Limitations to our study were that the sample was small, and larger trials including more patients are needed. We examined only surgical ICU patients, and this scoring system needs to be tested in other scenarios as ED and intraoperative and other ICUs. One of the inherit limitation to our study is the clinical assessment of IVV by the standard methods using the heart rate, blood pressure, CVP, and others which all have limitations at times, and this may influence the results.

Patients who had pleural effusions presented some challenge in addressing the number of B-lines, where we opted to use other lung zones to evaluate for their presence. Patients with ARDS also presented a challenge but were included, and their B-line values were included in the study.

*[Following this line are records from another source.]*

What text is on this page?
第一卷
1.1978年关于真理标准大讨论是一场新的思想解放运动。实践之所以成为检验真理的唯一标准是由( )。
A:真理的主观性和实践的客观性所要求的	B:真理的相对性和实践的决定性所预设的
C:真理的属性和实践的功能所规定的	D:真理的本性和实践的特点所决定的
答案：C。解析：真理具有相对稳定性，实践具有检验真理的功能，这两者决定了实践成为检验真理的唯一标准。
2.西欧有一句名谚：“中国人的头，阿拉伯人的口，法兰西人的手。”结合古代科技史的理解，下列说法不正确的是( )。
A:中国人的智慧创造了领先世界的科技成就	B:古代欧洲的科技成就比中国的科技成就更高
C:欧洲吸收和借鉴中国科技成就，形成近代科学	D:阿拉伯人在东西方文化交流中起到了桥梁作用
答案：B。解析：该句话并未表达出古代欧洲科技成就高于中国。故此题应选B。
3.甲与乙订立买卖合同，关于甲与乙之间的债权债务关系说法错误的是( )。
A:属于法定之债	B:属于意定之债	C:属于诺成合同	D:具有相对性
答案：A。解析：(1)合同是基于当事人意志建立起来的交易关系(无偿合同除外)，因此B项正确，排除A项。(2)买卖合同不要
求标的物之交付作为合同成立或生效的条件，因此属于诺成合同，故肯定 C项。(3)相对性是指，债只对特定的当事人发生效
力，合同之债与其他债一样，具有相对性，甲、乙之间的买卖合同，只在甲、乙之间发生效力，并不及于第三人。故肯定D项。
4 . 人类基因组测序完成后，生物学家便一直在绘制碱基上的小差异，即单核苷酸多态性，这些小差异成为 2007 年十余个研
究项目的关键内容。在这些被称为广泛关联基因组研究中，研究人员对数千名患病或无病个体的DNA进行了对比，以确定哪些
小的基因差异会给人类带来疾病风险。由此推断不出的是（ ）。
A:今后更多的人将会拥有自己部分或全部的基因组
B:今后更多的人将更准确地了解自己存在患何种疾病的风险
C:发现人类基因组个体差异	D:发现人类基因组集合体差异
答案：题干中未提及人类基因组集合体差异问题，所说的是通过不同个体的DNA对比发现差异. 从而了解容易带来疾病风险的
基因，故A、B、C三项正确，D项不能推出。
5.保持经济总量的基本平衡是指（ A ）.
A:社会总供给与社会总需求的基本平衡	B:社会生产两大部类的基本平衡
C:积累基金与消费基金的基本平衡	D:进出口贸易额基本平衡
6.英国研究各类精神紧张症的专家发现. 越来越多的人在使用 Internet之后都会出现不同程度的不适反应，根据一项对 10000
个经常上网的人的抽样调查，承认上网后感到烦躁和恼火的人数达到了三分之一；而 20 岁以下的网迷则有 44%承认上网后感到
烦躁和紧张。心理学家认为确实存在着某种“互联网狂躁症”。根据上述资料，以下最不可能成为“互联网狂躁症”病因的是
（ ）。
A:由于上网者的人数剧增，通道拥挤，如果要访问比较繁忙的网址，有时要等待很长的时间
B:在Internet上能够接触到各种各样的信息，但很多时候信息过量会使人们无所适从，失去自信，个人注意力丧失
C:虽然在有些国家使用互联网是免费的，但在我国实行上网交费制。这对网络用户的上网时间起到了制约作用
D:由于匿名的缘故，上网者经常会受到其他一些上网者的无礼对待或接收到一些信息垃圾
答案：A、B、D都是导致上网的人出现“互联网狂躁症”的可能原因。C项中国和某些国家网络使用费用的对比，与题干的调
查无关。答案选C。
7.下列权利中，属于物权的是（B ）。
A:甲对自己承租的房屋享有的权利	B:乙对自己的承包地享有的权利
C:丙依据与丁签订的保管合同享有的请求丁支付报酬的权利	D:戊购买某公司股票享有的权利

There will still be patients who have underlying dysfunctional hearts or severe pulmonary hypertension affecting the RV function as well as IJV and IVC that can limit the usefulness and the use of the SAFE score. Also, using the functional status of the heart as a surrogate for the volume was a limitation, but it was used because of the ease and ability to do multiple exams daily. These limitations are present for other modalities used to test for IVV status as well. More studies are needed to identify the severity of the score and does it correlate with the standard method.

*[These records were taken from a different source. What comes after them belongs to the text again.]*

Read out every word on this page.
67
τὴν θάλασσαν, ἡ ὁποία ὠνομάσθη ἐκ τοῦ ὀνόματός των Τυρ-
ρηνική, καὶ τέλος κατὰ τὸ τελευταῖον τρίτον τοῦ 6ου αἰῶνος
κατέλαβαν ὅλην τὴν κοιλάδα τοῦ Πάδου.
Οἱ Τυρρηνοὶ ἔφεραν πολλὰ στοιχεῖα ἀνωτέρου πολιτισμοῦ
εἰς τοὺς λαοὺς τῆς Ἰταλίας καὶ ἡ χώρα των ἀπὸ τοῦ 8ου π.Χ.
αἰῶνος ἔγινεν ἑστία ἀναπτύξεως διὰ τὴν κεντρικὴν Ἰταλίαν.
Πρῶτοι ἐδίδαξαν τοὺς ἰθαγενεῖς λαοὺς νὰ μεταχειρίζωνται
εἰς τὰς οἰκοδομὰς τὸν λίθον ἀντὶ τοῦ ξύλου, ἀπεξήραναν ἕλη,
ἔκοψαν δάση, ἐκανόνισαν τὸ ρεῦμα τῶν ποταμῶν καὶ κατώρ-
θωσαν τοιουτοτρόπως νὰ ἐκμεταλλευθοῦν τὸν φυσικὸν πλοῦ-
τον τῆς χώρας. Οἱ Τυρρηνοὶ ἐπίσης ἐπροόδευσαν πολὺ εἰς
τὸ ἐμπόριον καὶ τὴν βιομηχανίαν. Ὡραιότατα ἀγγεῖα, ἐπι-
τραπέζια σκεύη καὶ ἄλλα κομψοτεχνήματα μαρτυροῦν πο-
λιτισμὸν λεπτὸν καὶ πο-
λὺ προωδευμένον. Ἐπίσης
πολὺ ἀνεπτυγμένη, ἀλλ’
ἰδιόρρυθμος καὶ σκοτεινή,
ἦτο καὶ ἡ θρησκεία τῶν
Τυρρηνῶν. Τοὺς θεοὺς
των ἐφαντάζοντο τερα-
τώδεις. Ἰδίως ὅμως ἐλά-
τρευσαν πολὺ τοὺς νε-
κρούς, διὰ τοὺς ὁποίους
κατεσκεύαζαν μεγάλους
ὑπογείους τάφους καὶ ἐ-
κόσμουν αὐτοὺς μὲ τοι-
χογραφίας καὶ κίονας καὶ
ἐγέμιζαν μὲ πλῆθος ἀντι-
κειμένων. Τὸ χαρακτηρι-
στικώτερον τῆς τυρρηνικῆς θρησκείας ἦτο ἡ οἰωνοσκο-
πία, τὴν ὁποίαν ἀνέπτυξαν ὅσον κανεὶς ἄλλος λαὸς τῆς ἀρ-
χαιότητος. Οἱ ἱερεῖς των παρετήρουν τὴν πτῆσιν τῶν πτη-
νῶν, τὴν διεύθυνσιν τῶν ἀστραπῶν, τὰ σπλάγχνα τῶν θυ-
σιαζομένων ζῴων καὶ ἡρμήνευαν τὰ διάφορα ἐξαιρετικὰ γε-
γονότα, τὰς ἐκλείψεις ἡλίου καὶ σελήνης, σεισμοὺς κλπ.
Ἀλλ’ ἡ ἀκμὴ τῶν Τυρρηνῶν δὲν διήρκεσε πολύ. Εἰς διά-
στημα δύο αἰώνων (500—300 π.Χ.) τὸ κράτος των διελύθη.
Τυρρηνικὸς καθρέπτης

The strengths of our study were that we examined heterogenous group of patients with multiple different diagnoses. The operators performing the ultrasound exams were staff attending physicians, fellows, and advanced practice providers, so the results are more representative of actual daily clinical practices. The protocol was easy to perform and tasks only few minutes at a time, so this allowed the operators to do multiple assessments throughout the day for the hemodynamic status and observe changes to the interventions done.

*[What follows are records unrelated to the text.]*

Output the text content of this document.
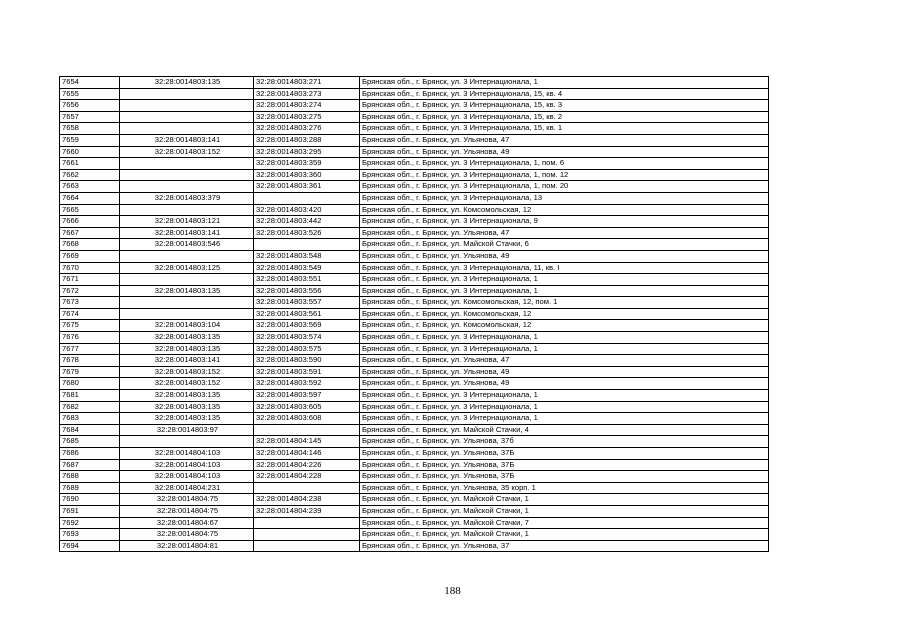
7654	32:28:0014803:135	32:28:0014803:271	Брянская обл., г. Брянск, ул. 3 Интернационала, 1
7655		32:28:0014803:273	Брянская обл., г. Брянск, ул. 3 Интернационала, 15, кв. 4
7656		32:28:0014803:274	Брянская обл., г. Брянск, ул. 3 Интернационала, 15, кв. 3
7657		32:28:0014803:275	Брянская обл., г. Брянск, ул. 3 Интернационала, 15, кв. 2
7658		32:28:0014803:276	Брянская обл., г. Брянск, ул. 3 Интернационала, 15, кв. 1
7659	32:28:0014803:141	32:28:0014803:288	Брянская обл., г. Брянск, ул. Ульянова, 47
7660	32:28:0014803:152	32:28:0014803:295	Брянская обл., г. Брянск, ул. Ульянова, 49
7661		32:28:0014803:359	Брянская обл., г. Брянск, ул. 3 Интернационала, 1, пом. 6
7662		32:28:0014803:360	Брянская обл., г. Брянск, ул. 3 Интернационала, 1, пом. 12
7663		32:28:0014803:361	Брянская обл., г. Брянск, ул. 3 Интернационала, 1, пом. 20
7664	32:28:0014803:379		Брянская обл., г. Брянск, ул. 3 Интернационала, 13
7665		32:28:0014803:420	Брянская обл., г. Брянск, ул. Комсомольская, 12
7666	32:28:0014803:121	32:28:0014803:442	Брянская обл., г. Брянск, ул. 3 Интернационала, 9
7667	32:28:0014803:141	32:28:0014803:526	Брянская обл., г. Брянск, ул. Ульянова, 47
7668	32:28:0014803:546		Брянская обл., г. Брянск, ул. Майской Стачки, 6
7669		32:28:0014803:548	Брянская обл., г. Брянск, ул. Ульянова, 49
7670	32:28:0014803:125	32:28:0014803:549	Брянская обл., г. Брянск, ул. 3 Интернационала, 11, кв. I
7671		32:28:0014803:551	Брянская обл., г. Брянск, ул. 3 Интернационала, 1
7672	32:28:0014803:135	32:28:0014803:556	Брянская обл., г. Брянск, ул. 3 Интернационала, 1
7673		32:28:0014803:557	Брянская обл., г. Брянск, ул. Комсомольская, 12, пом. 1
7674		32:28:0014803:561	Брянская обл., г. Брянск, ул. Комсомольская, 12
7675	32:28:0014803:104	32:28:0014803:569	Брянская обл., г. Брянск, ул. Комсомольская, 12
7676	32:28:0014803:135	32:28:0014803:574	Брянская обл., г. Брянск, ул. 3 Интернационала, 1
7677	32:28:0014803:135	32:28:0014803:575	Брянская обл., г. Брянск, ул. 3 Интернационала, 1
7678	32:28:0014803:141	32:28:0014803:590	Брянская обл., г. Брянск, ул. Ульянова, 47
7679	32:28:0014803:152	32:28:0014803:591	Брянская обл., г. Брянск, ул. Ульянова, 49
7680	32:28:0014803:152	32:28:0014803:592	Брянская обл., г. Брянск, ул. Ульянова, 49
7681	32:28:0014803:135	32:28:0014803:597	Брянская обл., г. Брянск, ул. 3 Интернационала, 1
7682	32:28:0014803:135	32:28:0014803:605	Брянская обл., г. Брянск, ул. 3 Интернационала, 1
7683	32:28:0014803:135	32:28:0014803:608	Брянская обл., г. Брянск, ул. 3 Интернационала, 1
7684	32:28:0014803:97		Брянская обл., г. Брянск, ул. Майской Стачки, 4
7685		32:28:0014804:145	Брянская обл., г. Брянск, ул. Ульянова, 37б
7686	32:28:0014804:103	32:28:0014804:146	Брянская обл., г. Брянск, ул. Ульянова, 37Б
7687	32:28:0014804:103	32:28:0014804:226	Брянская обл., г. Брянск, ул. Ульянова, 37Б
7688	32:28:0014804:103	32:28:0014804:228	Брянская обл., г. Брянск, ул. Ульянова, 37Б
7689	32:28:0014804:231		Брянская обл., г. Брянск, ул. Ульянова, 35 корп. 1
7690	32:28:0014804:75	32:28:0014804:238	Брянская обл., г. Брянск, ул. Майской Стачки, 1
7691	32:28:0014804:75	32:28:0014804:239	Брянская обл., г. Брянск, ул. Майской Стачки, 1
7692	32:28:0014804:67		Брянская обл., г. Брянск, ул. Майской Стачки, 7
7693	32:28:0014804:75		Брянская обл., г. Брянск, ул. Майской Стачки, 1
7694	32:28:0014804:81		Брянская обл., г. Брянск, ул. Ульянова, 37
188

Larger studies including larger number of patients and different specialty ICUs are needed to investigate the usefulness and validate the results of this study.

6. Conclusion

Using the SAFE scoring system to identify the IVV status in critically ill patients significantly correlates with the standard measures. A SAFE score of −4 to −2 more likely represents hypovolemia, −1 to +1 more likely represents euvolemia, and +2 to +4 more likely to be hypervolemia.

Data Availability

All data collected in this research are available for review.

Ethical Approval

The study was approved by the Institutional Review Board committee and has therefore been performed in accordance with the ethical standards laid down in the Helsinki Declaration of 1975 and its late amendments.

Disclosure

Keith Killu MD is currently the assistant clinical professor at Keck School of Medicine, Department of Medicine, Division of Pulmonary, Critical Care, and Sleep Medicine, University of Southern California, Los Angeles, CA 90033, USA (tel: 323-4097184; fax: 323-2262738; e-mail: [email protected]). Formally, when the study was conducted and manuscript was submitted, he was at the Department of Surgery, Division of Acute Care Surgery, Henry Ford Hospital, 2799 West Grand Boulevard, Detroit, MI 48202, USA (tel: 313-916-3057; fax: 1-313-916–8007; e-mail: [email protected]).

Conflicts of Interest

All authors declare they have no conflicts of interest.

Authors’ Contributions

All authors were involved in the design, data collection, analysis, and manuscript writing.